Deva melanjutkan langkahnya ke kelas, berharap bisa menemukan cara untuk mendapatkan memori dari tubuh barunya. Agar dia bisa memastikan sendiri seperti apa sikap protagonis asli novel yang dia rasuki.
'Gue harus cari tahu, Sera beneran gadis baik atau hanya pura-pura untuk menutupi kelakuannya yang asli.' Batin Deva bertekad.
***
Di dalam kelas, Deva menatap kosong ke arah jendela. Kehidupan barunya sangat melelahkan, baru saja dia ingin menenangkan pikiran. Suara bangku di tendang memaksa dia kembali sadar, bahwa dunia nyata menantinya.
"Apa-apaan lo?" tegur Deva kesal.
"Harusnya gue yang nanya, maksud lo apa pake ngurung Sera di toilet hah?" bentak Gio, wajahnya merah padam menahan amarah.

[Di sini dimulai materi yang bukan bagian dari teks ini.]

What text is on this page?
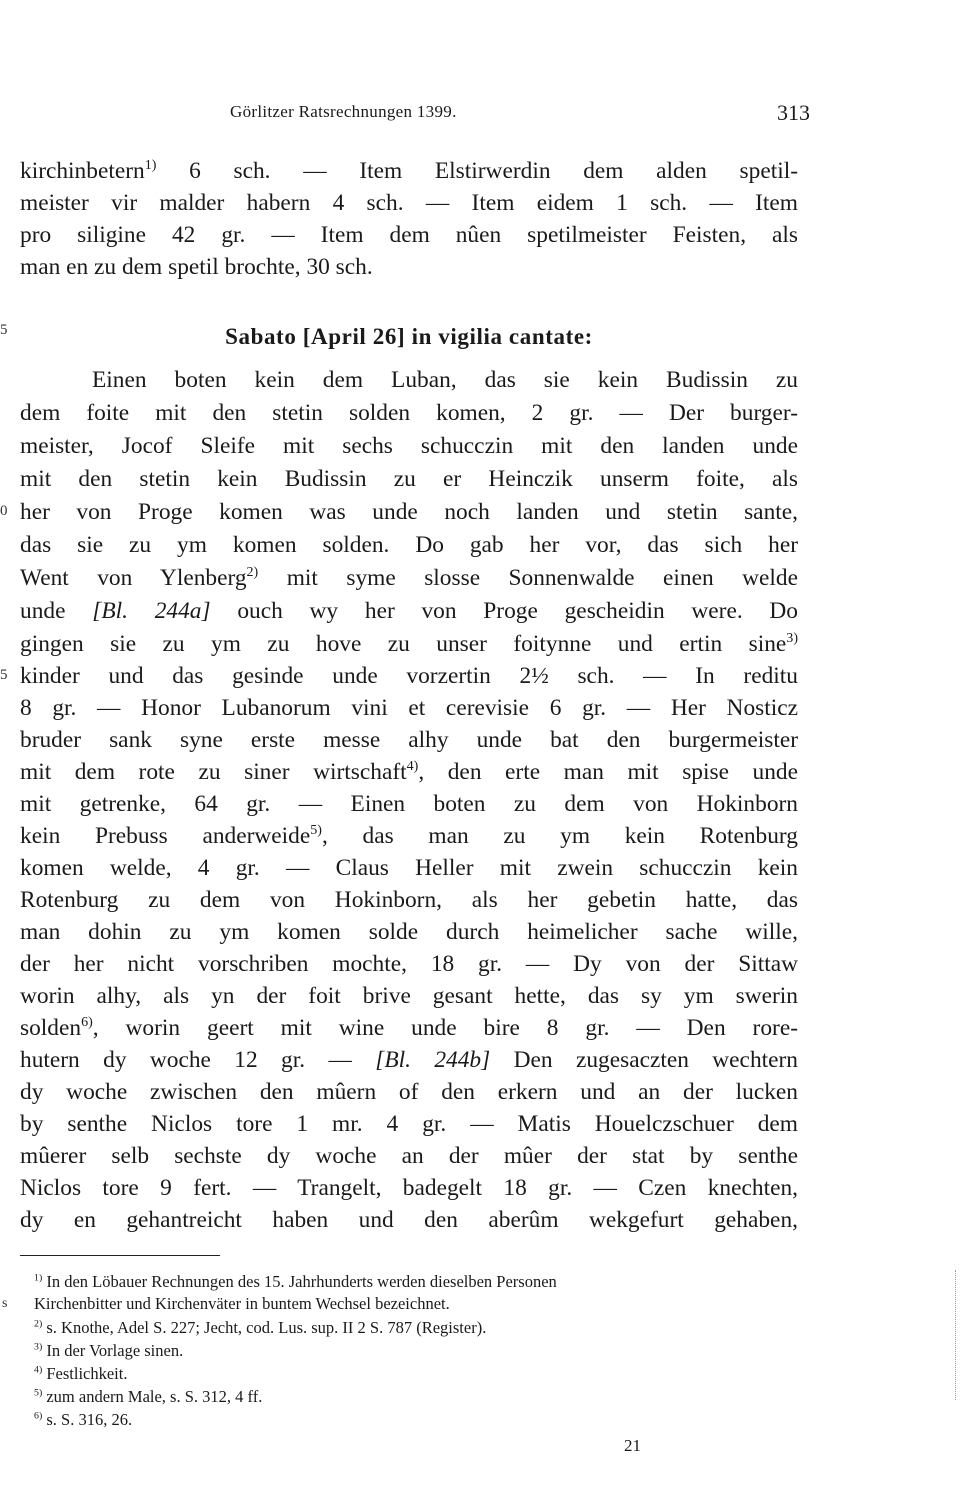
Görlitzer Ratsrechnungen 1399.	313
kirchinbetern$^{1)}$ 6 sch. — Item Elstirwerdin dem alden spetil-
meister vir malder habern 4 sch. — Item eidem 1 sch. — Item
pro siligine 42 gr. — Item dem nûen spetilmeister Feisten, als
man en zu dem spetil brochte, 30 sch.
5	Sabato [April 26] in vigilia cantate:
Einen boten kein dem Luban, das sie kein Budissin zu
dem foite mit den stetin solden komen, 2 gr. — Der burger-
meister, Jocof Sleife mit sechs schucczin mit den landen unde
mit den stetin kein Budissin zu er Heinczik unserm foite, als
0 her von Proge komen was unde noch landen und stetin sante,
das sie zu ym komen solden. Do gab her vor, das sich her
Went von Ylenberg$^{2)}$ mit syme slosse Sonnenwalde einen welde
unde [Bl. 244a] ouch wy her von Proge gescheidin were. Do
gingen sie zu ym zu hove zu unser foitynne und ertin sine$^{3)}$
5 kinder und das gesinde unde vorzertin 2½ sch. — In reditu
8 gr. — Honor Lubanorum vini et cerevisie 6 gr. — Her Nosticz
bruder sank syne erste messe alhy unde bat den burgermeister
mit dem rote zu siner wirtschaft$^{4)}$, den erte man mit spise unde
mit getrenke, 64 gr. — Einen boten zu dem von Hokinborn
kein Prebuss anderweide$^{5)}$, das man zu ym kein Rotenburg
komen welde, 4 gr. — Claus Heller mit zwein schucczin kein
Rotenburg zu dem von Hokinborn, als her gebetin hatte, das
man dohin zu ym komen solde durch heimelicher sache wille,
der her nicht vorschriben mochte, 18 gr. — Dy von der Sittaw
worin alhy, als yn der foit brive gesant hette, das sy ym swerin
solden$^{6)}$, worin geert mit wine unde bire 8 gr. — Den rore-
hutern dy woche 12 gr. — [Bl. 244b] Den zugesaczten wechtern
dy woche zwischen den mûern of den erkern und an der lucken
by senthe Niclos tore 1 mr. 4 gr. — Matis Houelczschuer dem
mûerer selb sechste dy woche an der mûer der stat by senthe
Niclos tore 9 fert. — Trangelt, badegelt 18 gr. — Czen knechten,
dy en gehantreicht haben und den aberûm wekgefurt gehaben,
$^{1)}$ In den Löbauer Rechnungen des 15. Jahrhunderts werden dieselben Personen
s	Kirchenbitter und Kirchenväter in buntem Wechsel bezeichnet.
$^{2)}$ s. Knothe, Adel S. 227; Jecht, cod. Lus. sup. II 2 S. 787 (Register).
$^{3)}$ In der Vorlage sinen.
$^{4)}$ Festlichkeit.
$^{5)}$ zum andern Male, s. S. 312, 4 ff.
$^{6)}$ s. S. 316, 26.
21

Gio lah yang datang, dan menendang kursi di samping Deva. Hingga menimbulkan suara gaduh, namun orang-orang di sekitarnya hanya menatap mereka tanpa mau memisahkan. Seolah kejadian seperti itu sudah menjadi tontonan sehari-hari.
Deva menarik napas dalam-dalam, mencoba menahan emosinya. "Gue nggak pernah ngurung dia, Gi! dari tadi gue juga nggak kemana-mana. Kalo nggak percaya, tanya tuh sama mahasiswa yang ada di sini."
Gio melipat tangan di dada, menatapnya dengan tajam. "Halah, ngelak aja terus. Lo setiap hari bisanya cuma nyusahin orang lain terus. Lo nggak malu apa, udah jahat sama gadis sebaik Sera?"
"Lo budek hah?! Gue udah bilang kalo gue nggak ngurung dia, tolol!" Bentak Deva marah.
"Berani lo melawan gue?" Gio terkekeh sinis. "Lo tahu, lo itu hama yang nyusahin orang di sekitar lo."
Deva merasa terpojok. Memang, sejak jiwanya berpindah dia merasa selalu di salahkan atas hal yang tidak dia lakukan.
Terutama yang bersangkutan dengan Sera, semua seakan menjadi salahnya. Padahal dia hanya duduk dan bernapas di kelas saja sudah di sangkut pautkan pada Sera, seakan semua pergerakannya salah di mata orang yang melihatnya.
Deva merasa asing dan tidak di terima, di lingkungan tersebut. Semua orang tampak memiliki ikatan yang kuat dengan protagonis utama, sementara dia hanya seorang pendatang baru tanpa tahu alur seperti apa yang harus dia lalui ke depannya.
"Jahat? Nyusahin, lo tahu arti kata jahat nggak? Gue bahkan bisa robek kulit wajah Sera bukan cuma ngurung dia itu terlalu kecil buat gue, emang di kampus ini cuma gue yang bisa bersikap jahat sama gadis itu hah?!" sentak Deva meluapkan kekesalannya.
Gio nampak terkejut, kening pemuda itu berkerut halus. Baru kali ini, dia melihat Deva berani membentaknya dan melontarkan kata-kata yang sulit di bantah olehnya.
"Jelas-jelas itu ulah lo, karena lo iri sama Sera yang menjadi primadona kampus." Ejek Gio.
Kesabaran Deva yang setipis tisu di belah dua langsung habis, dia mendorong kursi ke belakang dan menarik kerah baju Gio dengan kasar hingga jarak mereka tinggal sejengkal.
"Iri? dari segi mana gue harus iri sama Sera hah! soal fisik gue lebih bagus, wajah? wajah gue jelas lebih cantik." Deva menatap lekat ke arah bola mata Gio dan melanjutkan. "Body? body gue lebih aduhai, uang? uang gue lebih banyak dari dia. Coba lo sebutin bagian mana yang bikin gue iri sama orang modelan triplek kaya Sera?"